Carefully Assess the Cost when Splitting Data into Multiple Elasticsearch Clusters

I'd say that everyone who uses Elastisearch should at some point undertake the exercise of determining whether or not the data placed into a single Elasticsearch cluster can instead be split into multiple clusters, separated by performance characteristics, degree of rules processing required, frequency of updates, and so forth. For one, it can be a step towards breaking up a monolithic application into smaller services that can be managed independently, and this is usually a desirable direction for longer-term operations. Further, it may be possible to realize performance gains or reduction in the needed hardware: (a) direct simpler queries to their own dedicated Elasticsearch cluster; (b) segregate frequently updated data from infrequently updated data, given that most of the tougher challenges in Elasticsearch operations tend to materialize in force only in an environment of frequent updates; and (c) corral all of the heaviest rules processing into its own cluster.

Thinking about this for any given use of Elasticsearch can, at least in the abstract, look like the usual common sense application of separation of concerns at the data layer. However, while it is certainly worth investigating, having done this I can't say that I would recommend it unless it is absolutely necessary, for example as a part of breaking up a monolith. If performance is the driving concern, then in most cases similar performance gains can be realized by increasing the processing power or memory available to the cluster, such as by adding additional nodes. In the normal run of things, this will cost less than splitting the data by different characteristics and running multiple clusters. If lowering the cost of the Elasticsearch data layer is the goal, then it is unlikely to be met by creating more clusters, even if they contain fewer nodes overall.

Elasticsearch clusters require a considerable investment in time and expertise, and every use of Elasticsearch has its own character and pitfalls. A single cluster has a certain minimum level of required maintenance, monitoring, planning, and learning on the part of a development and operations team, irrespective of its size. Clusters will need to be rebuilt every now and again, and this is especially true if an application is under active development, and thus rules and indexes change. If that cluster is split into two, then this component of the total cost of ownership doubles. Rebuilding one cluster is an annoying chore that can be accomplished in short intervals, mixed in with the rest of a single day's work. Rebuilding five clusters is another story, and can easily take a week's worth of dedicated attention away from other tasks.
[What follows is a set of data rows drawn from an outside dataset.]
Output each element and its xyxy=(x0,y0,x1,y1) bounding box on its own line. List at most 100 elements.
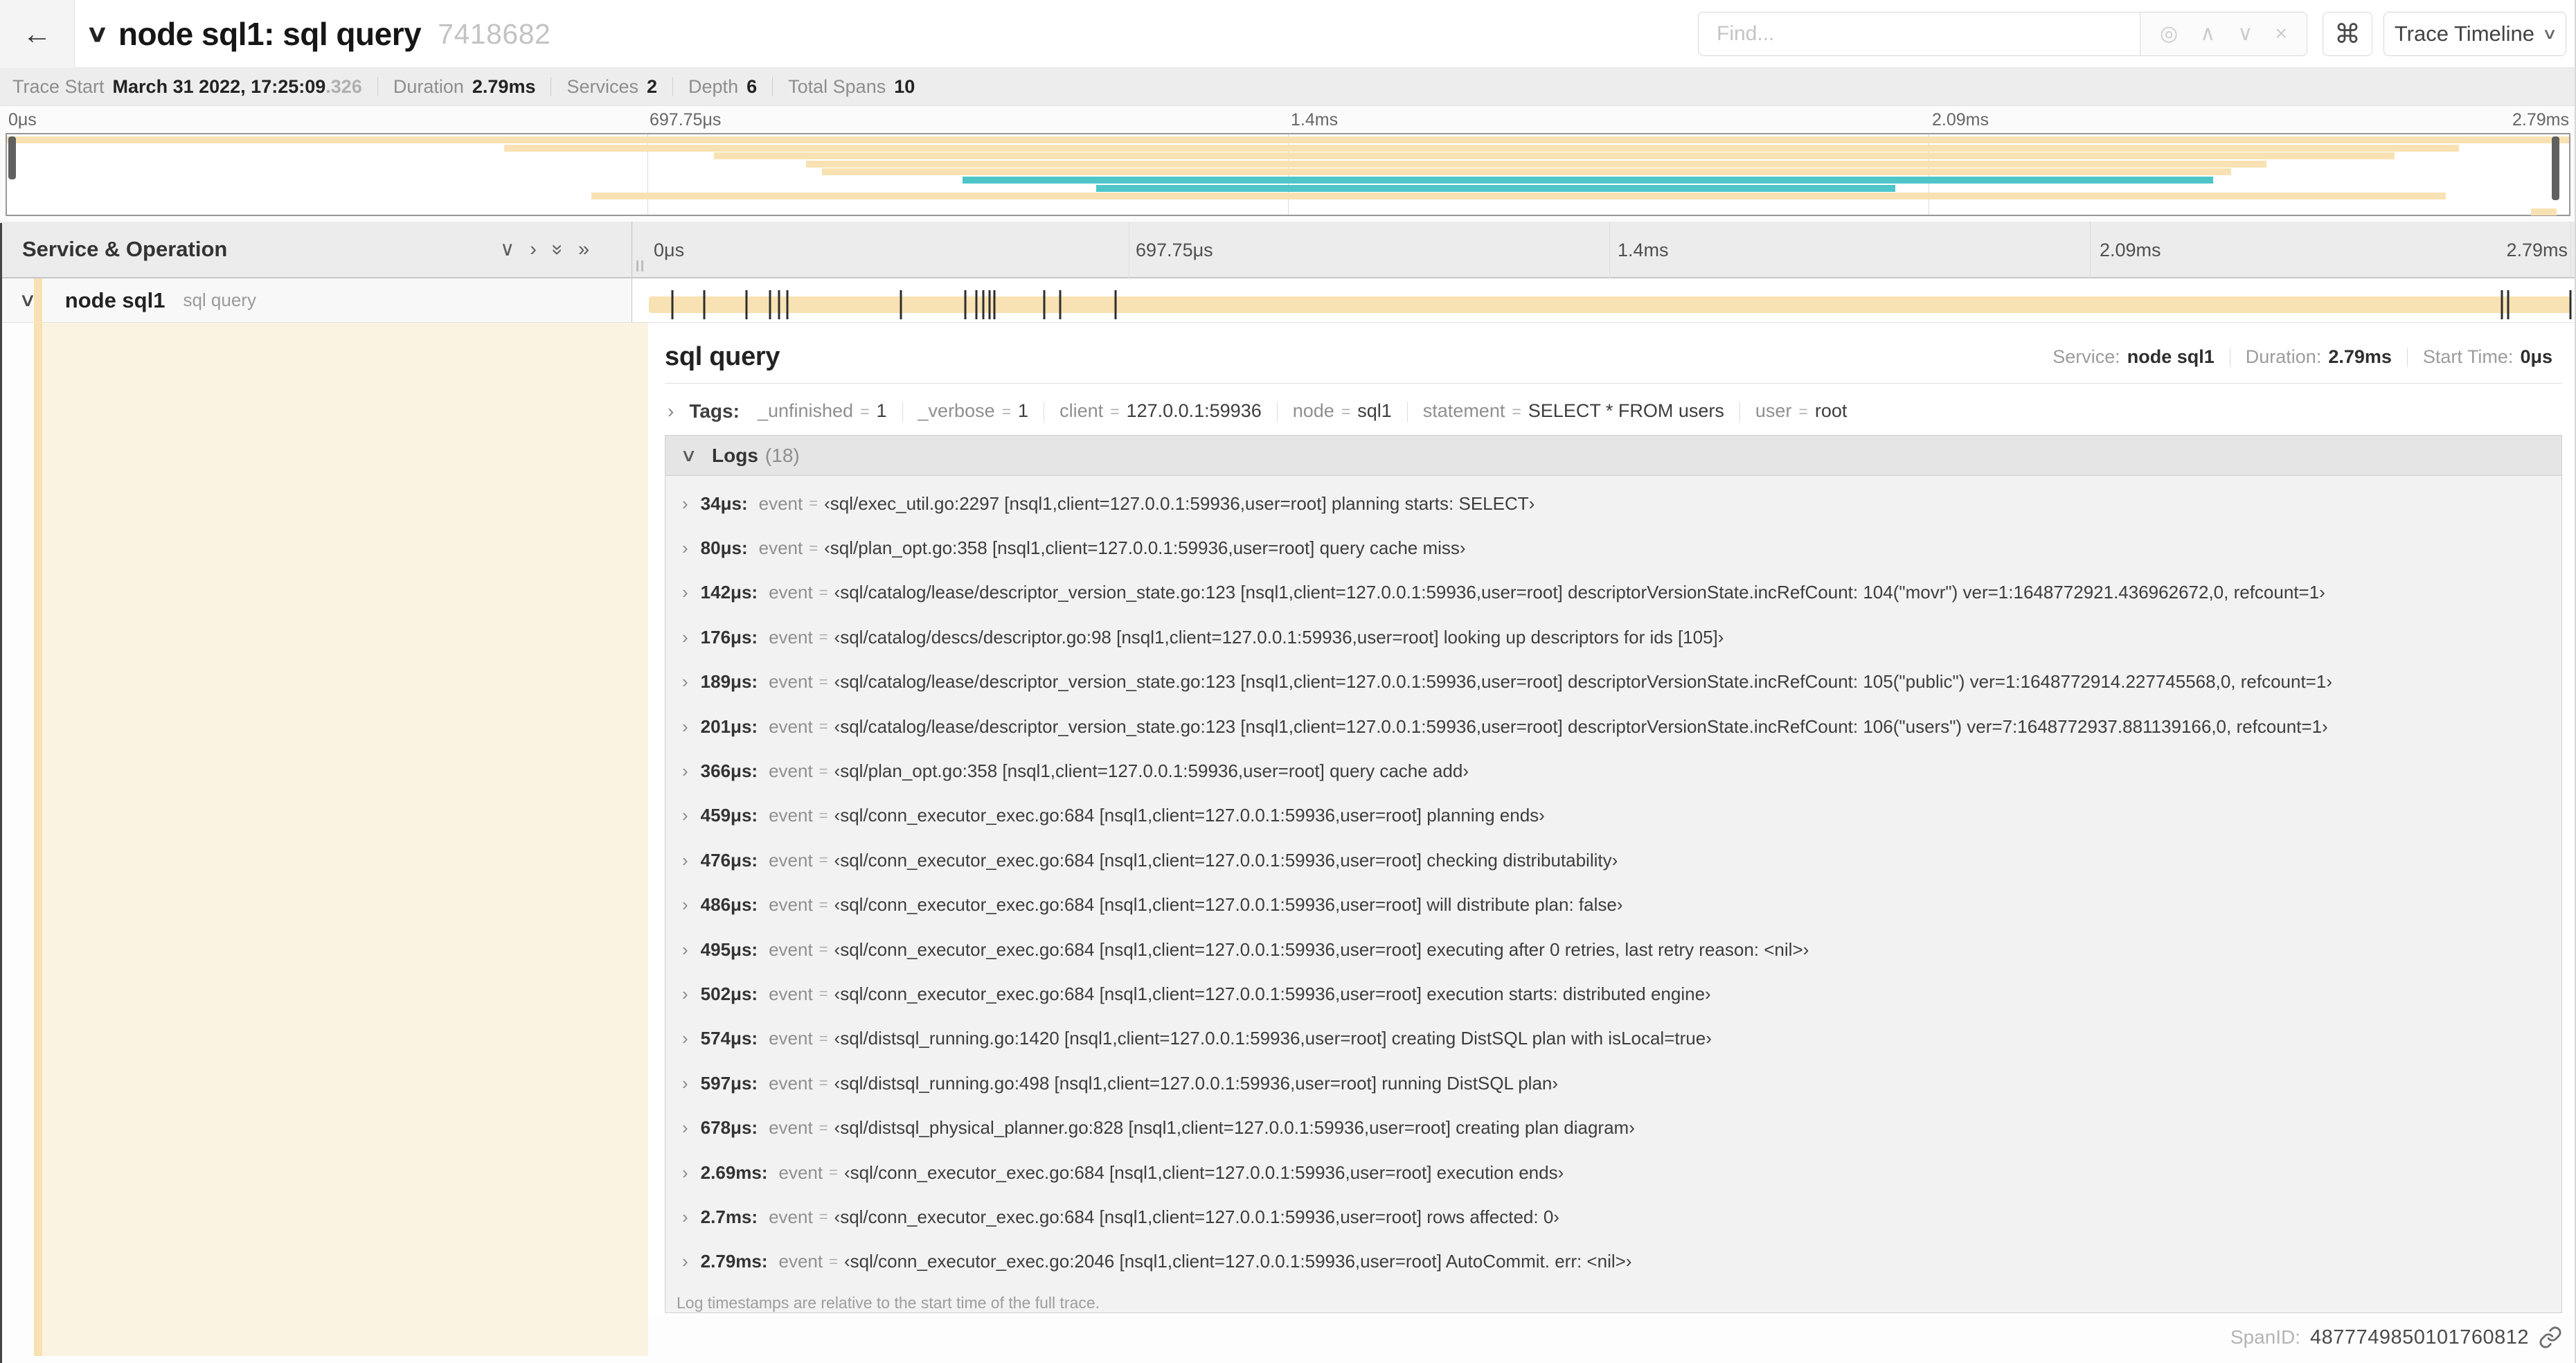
back-button[interactable]: ← xyxy=(0,0,75,68)
log-equals: = xyxy=(819,1029,828,1047)
log-field: event xyxy=(769,1117,813,1139)
tag[interactable]: _verbose = 1 xyxy=(918,400,1029,421)
log-field: event xyxy=(769,671,813,693)
log-time: 2.7ms: xyxy=(700,1206,758,1227)
tags-row[interactable]: › Tags: _unfinished = 1 _verbose = 1 client = 12… xyxy=(665,393,2562,429)
span-detail-card: sql query Service: node sql1 Duration: 2.79… xyxy=(648,323,2576,1316)
tag[interactable]: statement = SELECT * FROM users xyxy=(1423,400,1724,421)
log-field: event xyxy=(769,983,813,1004)
log-entry[interactable]: › 459μs: event = ‹sql/conn_executor_exec.go:… xyxy=(665,794,2561,838)
log-entry[interactable]: › 2.79ms: event = ‹sql/conn_executor_exec.go… xyxy=(665,1240,2561,1284)
log-equals: = xyxy=(819,941,828,959)
log-entry[interactable]: › 189μs: event = ‹sql/catalog/lease/descript… xyxy=(665,660,2561,704)
log-marker-tick xyxy=(2501,290,2503,319)
keyboard-shortcuts-button[interactable]: ⌘ xyxy=(2323,12,2372,56)
log-value: ‹sql/conn_executor_exec.go:684 [nsql1,cl… xyxy=(834,1206,1559,1227)
log-expand-chevron-icon[interactable]: › xyxy=(682,1206,688,1228)
log-expand-chevron-icon[interactable]: › xyxy=(682,894,688,916)
collapse-one-icon[interactable]: ∨ xyxy=(500,239,515,260)
log-expand-chevron-icon[interactable]: › xyxy=(682,582,688,603)
log-expand-chevron-icon[interactable]: › xyxy=(682,671,688,693)
log-entry[interactable]: › 2.69ms: event = ‹sql/conn_executor_exec.go… xyxy=(665,1150,2561,1195)
log-entry[interactable]: › 201μs: event = ‹sql/catalog/lease/descript… xyxy=(665,704,2561,749)
meta-separator xyxy=(672,77,674,96)
trace-summary-bar: Trace Start March 31 2022, 17:25:09.326 Du… xyxy=(0,68,2576,106)
log-entry[interactable]: › 678μs: event = ‹sql/distsql_physical_plann… xyxy=(665,1105,2561,1150)
log-expand-chevron-icon[interactable]: › xyxy=(682,805,688,826)
meta-value: 6 xyxy=(746,75,758,97)
log-expand-chevron-icon[interactable]: › xyxy=(682,537,688,559)
log-expand-chevron-icon[interactable]: › xyxy=(682,1162,688,1184)
collapse-all-icon[interactable]: » xyxy=(546,244,569,255)
tag[interactable]: user = root xyxy=(1755,400,1848,421)
logs-header[interactable]: ∨ Logs (18) xyxy=(665,436,2561,476)
log-entry[interactable]: › 366μs: event = ‹sql/plan_opt.go:358 [nsql1… xyxy=(665,749,2561,793)
log-expand-chevron-icon[interactable]: › xyxy=(682,493,688,515)
locate-icon[interactable]: ◎ xyxy=(2160,24,2178,44)
find-input[interactable] xyxy=(1698,12,2140,56)
log-expand-chevron-icon[interactable]: › xyxy=(682,627,688,648)
log-entry[interactable]: › 80μs: event = ‹sql/plan_opt.go:358 [nsql1,… xyxy=(665,526,2561,570)
log-entry[interactable]: › 142μs: event = ‹sql/catalog/lease/descript… xyxy=(665,571,2561,615)
tag[interactable]: _unfinished = 1 xyxy=(758,400,887,421)
minimap-tick-labels: 0μs 697.75μs 1.4ms 2.09ms 2.79ms xyxy=(0,110,2576,131)
log-entry[interactable]: › 34μs: event = ‹sql/exec_util.go:2297 [nsql… xyxy=(665,481,2561,526)
expand-one-icon[interactable]: › xyxy=(530,239,537,260)
detail-divider xyxy=(665,383,2562,384)
minimap-canvas[interactable] xyxy=(6,133,2570,216)
log-entry[interactable]: › 495μs: event = ‹sql/conn_executor_exec.go:… xyxy=(665,927,2561,972)
log-entry[interactable]: › 502μs: event = ‹sql/conn_executor_exec.go:… xyxy=(665,972,2561,1016)
trace-collapse-chevron-icon[interactable]: ∨ xyxy=(86,20,109,48)
meta-value-suffix: .326 xyxy=(325,75,362,97)
find-buttons: ◎ ∧ ∨ × xyxy=(2140,12,2307,56)
viewport-right-handle[interactable] xyxy=(2552,136,2559,200)
log-entry[interactable]: › 476μs: event = ‹sql/conn_executor_exec.go:… xyxy=(665,838,2561,882)
log-expand-chevron-icon[interactable]: › xyxy=(682,1028,688,1049)
span-detail-title: sql query xyxy=(665,342,780,371)
column-resizer-handle[interactable] xyxy=(636,260,643,271)
link-icon[interactable] xyxy=(2539,1326,2562,1349)
log-value: ‹sql/conn_executor_exec.go:684 [nsql1,cl… xyxy=(834,938,1809,960)
log-marker-tick xyxy=(988,290,991,319)
span-name-column[interactable]: ∨ node sql1 sql query xyxy=(0,278,632,322)
tags-expand-chevron-icon[interactable]: › xyxy=(668,400,674,422)
view-selector-button[interactable]: Trace Timeline ∨ xyxy=(2383,12,2566,56)
log-entry[interactable]: › 176μs: event = ‹sql/catalog/descs/descript… xyxy=(665,615,2561,659)
log-equals: = xyxy=(819,762,828,780)
expand-all-icon[interactable]: » xyxy=(578,239,589,260)
log-marker-tick xyxy=(982,290,985,319)
span-duration-bar[interactable] xyxy=(649,290,2572,319)
log-expand-chevron-icon[interactable]: › xyxy=(682,850,688,871)
log-expand-chevron-icon[interactable]: › xyxy=(682,1251,688,1272)
viewport-left-handle[interactable] xyxy=(8,136,16,179)
log-expand-chevron-icon[interactable]: › xyxy=(682,1117,688,1139)
find-prev-icon[interactable]: ∧ xyxy=(2200,24,2215,44)
log-equals: = xyxy=(819,806,828,824)
chevron-down-icon: ∨ xyxy=(2541,25,2558,42)
view-selector-label: Trace Timeline xyxy=(2394,21,2535,46)
tag[interactable]: node = sql1 xyxy=(1293,400,1392,421)
logs-collapse-chevron-icon[interactable]: ∨ xyxy=(680,445,697,466)
log-marker-tick xyxy=(671,290,674,319)
find-clear-icon[interactable]: × xyxy=(2275,24,2287,44)
top-bar: ← ∨ node sql1: sql query 7418682 ◎ ∧ ∨ ×… xyxy=(0,0,2576,68)
find-next-icon[interactable]: ∨ xyxy=(2237,24,2253,44)
log-expand-chevron-icon[interactable]: › xyxy=(682,983,688,1005)
log-entry[interactable]: › 574μs: event = ‹sql/distsql_running.go:142… xyxy=(665,1017,2561,1061)
log-expand-chevron-icon[interactable]: › xyxy=(682,760,688,782)
log-value: ‹sql/catalog/lease/descriptor_version_st… xyxy=(834,582,2325,603)
log-time: 574μs: xyxy=(700,1028,758,1049)
log-expand-chevron-icon[interactable]: › xyxy=(682,716,688,738)
logs-list: › 34μs: event = ‹sql/exec_util.go:2297 [nsql… xyxy=(665,476,2561,1284)
span-row[interactable]: ∨ node sql1 sql query xyxy=(0,278,2576,323)
tag[interactable]: client = 127.0.0.1:59936 xyxy=(1059,400,1262,421)
log-entry[interactable]: › 486μs: event = ‹sql/conn_executor_exec.go:… xyxy=(665,883,2561,927)
log-equals: = xyxy=(809,539,819,557)
span-id-row: SpanID: 4877749850101760812 xyxy=(2230,1326,2562,1349)
logs-panel: ∨ Logs (18) › 34μs: event = ‹sql/exec_util.g… xyxy=(665,435,2562,1313)
log-expand-chevron-icon[interactable]: › xyxy=(682,1073,688,1094)
log-expand-chevron-icon[interactable]: › xyxy=(682,939,688,961)
log-entry[interactable]: › 2.7ms: event = ‹sql/conn_executor_exec.go:… xyxy=(665,1195,2561,1239)
tag-equals: = xyxy=(860,402,870,421)
log-entry[interactable]: › 597μs: event = ‹sql/distsql_running.go:498… xyxy=(665,1061,2561,1105)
It has been my experience that the operational costs incurred by each additional Elasticsearch cluster are usually somewhat larger than the savings generated by splitting out data into multiple clusters, at least putting aside the scenario of breaking up a monolithic application. In this age of cheap computation and storage, the relative cost of developer time becomes every higher, and that is before we consider the difficulty of hiring people experienced in the use of Elasticsearch. It is almost always desirable to spend incrementally more on infrastructure rather than incrementally more on staffing if the expectation of benefits is in the same ballpark.

So all things considered, the first recourse for Elasticsearch performance enhancement should usually be anything other than splitting out data into multiple clusters with different characteristics, rules, and sizes. Adding nodes, scaling up the size of nodes, and sensible adjustment of rules and data structure within a single cluster is a much better choice given the relative costs of all of these options. If cost reduction is the goal, then investigating options other than Elasticsearch for the data layer might be a good place to start; it is certainly the case that many of the groups using it do not need to use it, and many less costly technologies would do just as well. If Elasticsearch must be used, then be careful about changes that aim to reduce the number and size of nodes needed: you will probably just end up spending far more on operations and maintenance than was saved.